Critères:  médical revede voir confession nostalgie -regrets
Auteur : François Bonura
Le fauteuil d'Émilie




Le cuir du fauteuil roulant est lisse et ne sent quasiment rien, j’ai même cru que c’était du simili. Pas comme le cuir de mon homme, dont l’odeur me parvenait à travers la visière du casque intégral. J’avais le choix entre torticolis pour regarder les paysages défiler pendant des heures, ou la vue sur les épaules de mon chéri. De larges épaules et un dos immense, recouverts de noir, sur lesquels je pouvais m’appuyer quand bon me semblait. Il était beau comme Jim Morrisson, avec de belles boucles mi-longues. Je détestais quand il allait chez le coiffeur. J’ai fini par lui couper les cheveux moi-même.

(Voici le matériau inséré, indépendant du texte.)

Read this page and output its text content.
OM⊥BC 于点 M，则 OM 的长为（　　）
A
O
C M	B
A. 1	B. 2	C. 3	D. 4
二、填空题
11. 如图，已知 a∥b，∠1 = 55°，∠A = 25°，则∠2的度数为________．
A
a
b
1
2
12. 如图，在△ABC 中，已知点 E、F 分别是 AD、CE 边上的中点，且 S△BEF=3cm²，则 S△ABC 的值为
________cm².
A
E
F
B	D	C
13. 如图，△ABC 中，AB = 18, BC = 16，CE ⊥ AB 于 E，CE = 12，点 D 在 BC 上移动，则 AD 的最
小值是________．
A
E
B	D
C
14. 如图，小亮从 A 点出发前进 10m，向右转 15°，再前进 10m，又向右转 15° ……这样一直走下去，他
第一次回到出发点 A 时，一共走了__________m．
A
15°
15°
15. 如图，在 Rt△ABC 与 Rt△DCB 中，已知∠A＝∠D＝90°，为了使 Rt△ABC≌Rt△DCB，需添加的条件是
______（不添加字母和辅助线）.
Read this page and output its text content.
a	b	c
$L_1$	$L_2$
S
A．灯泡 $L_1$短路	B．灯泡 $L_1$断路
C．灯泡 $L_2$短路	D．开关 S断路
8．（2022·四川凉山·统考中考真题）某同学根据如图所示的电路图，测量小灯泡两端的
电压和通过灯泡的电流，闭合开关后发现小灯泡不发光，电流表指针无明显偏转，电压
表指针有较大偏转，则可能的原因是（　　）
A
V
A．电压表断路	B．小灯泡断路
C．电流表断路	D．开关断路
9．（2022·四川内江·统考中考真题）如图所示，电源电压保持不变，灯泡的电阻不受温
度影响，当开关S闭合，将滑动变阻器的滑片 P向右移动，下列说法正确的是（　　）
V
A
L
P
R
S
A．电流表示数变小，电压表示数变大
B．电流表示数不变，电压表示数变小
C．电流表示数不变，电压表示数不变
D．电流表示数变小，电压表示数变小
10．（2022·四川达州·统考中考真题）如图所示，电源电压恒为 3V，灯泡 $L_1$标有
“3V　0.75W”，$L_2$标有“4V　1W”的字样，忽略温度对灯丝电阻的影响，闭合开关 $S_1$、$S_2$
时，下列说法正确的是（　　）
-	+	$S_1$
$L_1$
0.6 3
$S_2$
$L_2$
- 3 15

Enfin… je trichais… tchic tchic tchic avec les ciseaux, mais j’enlevais rien, que les pointes pour pas qu’elles cassent. Il est mort sur le coup, j’ai la déconvenue d’être encore en vie, en manque de lui, et paralysée du bas, paraplégique pour les intimes.

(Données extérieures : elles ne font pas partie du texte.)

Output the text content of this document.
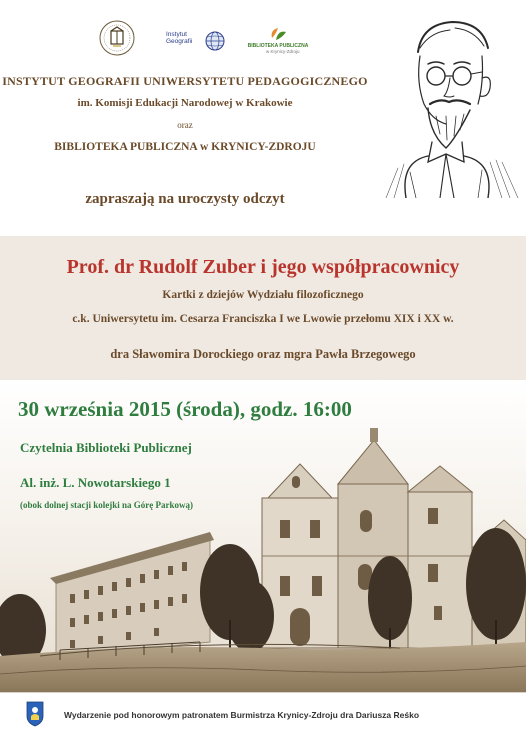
Instytut
Geografii
BIBLIOTEKA PUBLICZNA
w Krynicy-Zdroju
INSTYTUT GEOGRAFII UNIWERSYTETU PEDAGOGICZNEGO
im. Komisji Edukacji Narodowej w Krakowie
oraz
BIBLIOTEKA PUBLICZNA w KRYNICY-ZDROJU
zapraszają na uroczysty odczyt
Prof. dr Rudolf Zuber i jego współpracownicy
Kartki z dziejów Wydziału filozoficznego
c.k. Uniwersytetu im. Cesarza Franciszka I we Lwowie przełomu XIX i XX w.
dra Sławomira Dorockiego oraz mgra Pawła Brzegowego
30 września 2015 (środa), godz. 16:00
Czytelnia Biblioteki Publicznej
Al. inż. L. Nowotarskiego 1
(obok dolnej stacji kolejki na Górę Parkową)
Wydarzenie pod honorowym patronatem Burmistrza Krynicy-Zdroju dra Dariusza Reśko
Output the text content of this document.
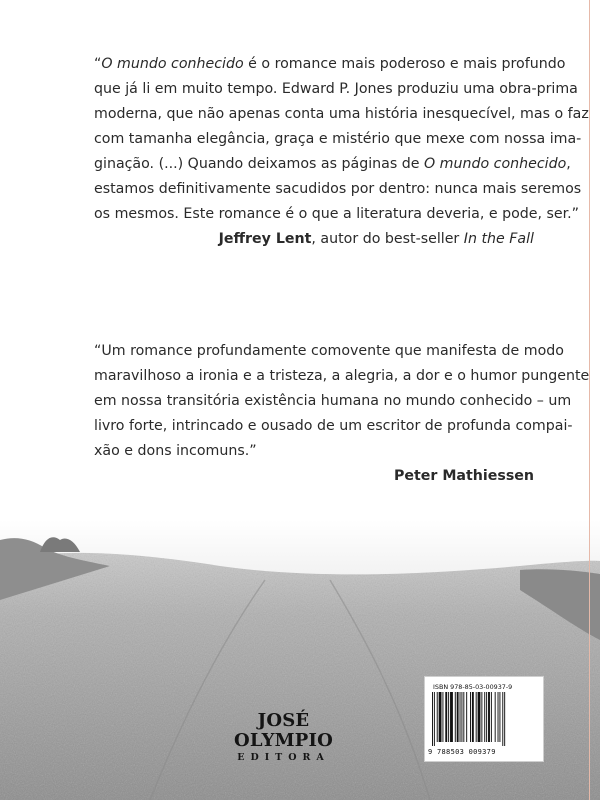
“O mundo conhecido é o romance mais poderoso e mais profundo
que já li em muito tempo. Edward P. Jones produziu uma obra-prima
moderna, que não apenas conta uma história inesquecível, mas o faz
com tamanha elegância, graça e mistério que mexe com nossa ima-
ginação. (...) Quando deixamos as páginas de O mundo conhecido,
estamos definitivamente sacudidos por dentro: nunca mais seremos
os mesmos. Este romance é o que a literatura deveria, e pode, ser.”
Jeffrey Lent, autor do best-seller In the Fall
“Um romance profundamente comovente que manifesta de modo
maravilhoso a ironia e a tristeza, a alegria, a dor e o humor pungente
em nossa transitória existência humana no mundo conhecido – um
livro forte, intrincado e ousado de um escritor de profunda compai-
xão e dons incomuns.”
Peter Mathiessen
JOSÉ OLYMPIO
EDITORA
ISBN 978-85-03-00937-9
9 788503 009379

Cinq mois que je suis sortie du coma, cinq mois que je me demande chaque seconde pourquoi le destin m’a punie de la sorte. Le staff de l’hosto et les patients autour de moi me disent que j’ai une chance inouïe. Il paraît que la chance je la comprendrai quand le temps aura passé. Pour le moment je ne vois pas où elle est. Et le temps qui passe est ce qui me pèse le plus. Il s’étire, me joue des tours, triche de façon éhontée. Je suis trop faible pour mettre fin à mes jours, trop lourde pour m’envoler, trop raide pour fléchir. Ils me disent de ne pas être impatiente. Au détour d’un couloir, quand un miroir n’est pas trop haut pour que je m’y regarde, je cherche l’impatience qu’on me prête, et je ne la vois pas. Je me donne plutôt l’impression de quelqu’un qui a tout son temps.

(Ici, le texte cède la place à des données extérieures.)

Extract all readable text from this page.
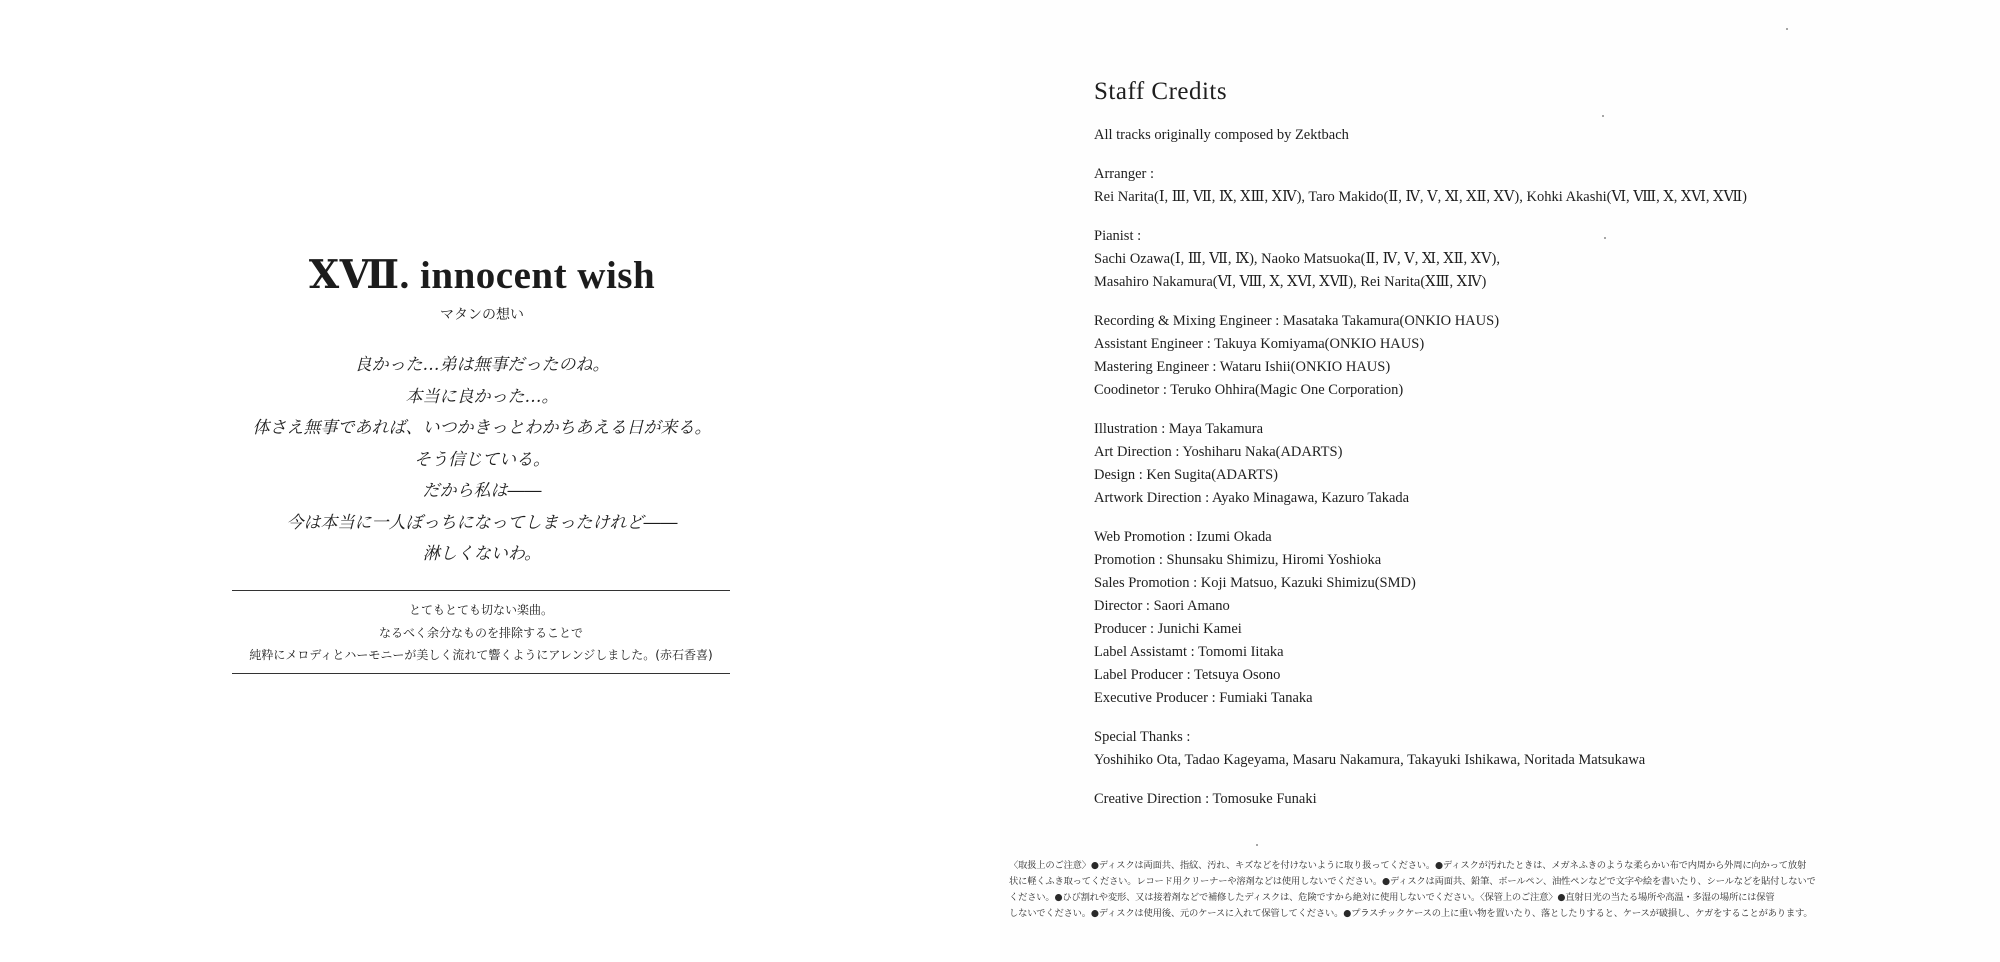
ⅩⅦ. innocent wish
マタンの想い
良かった…弟は無事だったのね。
本当に良かった…。
体さえ無事であれば、いつかきっとわかちあえる日が来る。
そう信じている。
だから私は――
今は本当に一人ぼっちになってしまったけれど――
淋しくないわ。
とてもとても切ない楽曲。
なるべく余分なものを排除することで
純粋にメロディとハーモニーが美しく流れて響くようにアレンジしました。(赤石香喜)
Staff Credits
All tracks originally composed by Zektbach
Arranger :
Rei Narita(Ⅰ, Ⅲ, Ⅶ, Ⅸ, ⅩⅢ, ⅩⅣ), Taro Makido(Ⅱ, Ⅳ, Ⅴ, Ⅺ, ⅩⅡ, ⅩⅤ), Kohki Akashi(Ⅵ, Ⅷ, Ⅹ, ⅩⅥ, ⅩⅦ)
Pianist :
Sachi Ozawa(Ⅰ, Ⅲ, Ⅶ, Ⅸ), Naoko Matsuoka(Ⅱ, Ⅳ, Ⅴ, Ⅺ, ⅩⅡ, ⅩⅤ),
Masahiro Nakamura(Ⅵ, Ⅷ, Ⅹ, ⅩⅥ, ⅩⅦ), Rei Narita(ⅩⅢ, ⅩⅣ)
Recording & Mixing Engineer : Masataka Takamura(ONKIO HAUS)
Assistant Engineer : Takuya Komiyama(ONKIO HAUS)
Mastering Engineer : Wataru Ishii(ONKIO HAUS)
Coodinetor : Teruko Ohhira(Magic One Corporation)
Illustration : Maya Takamura
Art Direction : Yoshiharu Naka(ADARTS)
Design : Ken Sugita(ADARTS)
Artwork Direction : Ayako Minagawa, Kazuro Takada
Web Promotion : Izumi Okada
Promotion : Shunsaku Shimizu, Hiromi Yoshioka
Sales Promotion : Koji Matsuo, Kazuki Shimizu(SMD)
Director : Saori Amano
Producer : Junichi Kamei
Label Assistamt : Tomomi Iitaka
Label Producer : Tetsuya Osono
Executive Producer : Fumiaki Tanaka
Special Thanks :
Yoshihiko Ota, Tadao Kageyama, Masaru Nakamura, Takayuki Ishikawa, Noritada Matsukawa
Creative Direction : Tomosuke Funaki
〈取扱上のご注意〉●ディスクは両面共、指紋、汚れ、キズなどを付けないように取り扱ってください。●ディスクが汚れたときは、メガネふきのような柔らかい布で内周から外周に向かって放射
状に軽くふき取ってください。レコード用クリーナーや溶剤などは使用しないでください。●ディスクは両面共、鉛筆、ボールペン、油性ペンなどで文字や絵を書いたり、シールなどを貼付しないで
ください。●ひび割れや変形、又は接着剤などで補修したディスクは、危険ですから絶対に使用しないでください。〈保管上のご注意〉●直射日光の当たる場所や高温・多湿の場所には保管
しないでください。●ディスクは使用後、元のケースに入れて保管してください。●プラスチックケースの上に重い物を置いたり、落としたりすると、ケースが破損し、ケガをすることがあります。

On me disait mignonne malgré mes cernes indélébiles. Les cernes de quelqu’un qui a une vie. Maintenant je déteste mon visage sans cernes, devenu bouffi en quelques jours, mais reste condamnée à le voir. Seuls les grands brûlés du bâtiment d’à côté ont « le privilège » de ne pas avoir de miroirs. J’ai toujours maintenu un poids constant, clope pas clope, alcool pas alcool, que j’aie mes règles ou pas. Depuis mes vingt ans, c’est immuable : 49 kg en hiver, 48 kg en été. Toute équipée je plafonnais à 55, avec la combi en cuir, les bottes, les gants, la cagoule et le casque. Maintenant c’est 56 à poil !

La bouffe est infecte, mais je l’ingurgite comme une oie qu’on gave. Les plateaux sont soi-disant équilibrés, mais bientôt je ne rentrerai plus dans le fauteuil ! Satané fauteuil, va…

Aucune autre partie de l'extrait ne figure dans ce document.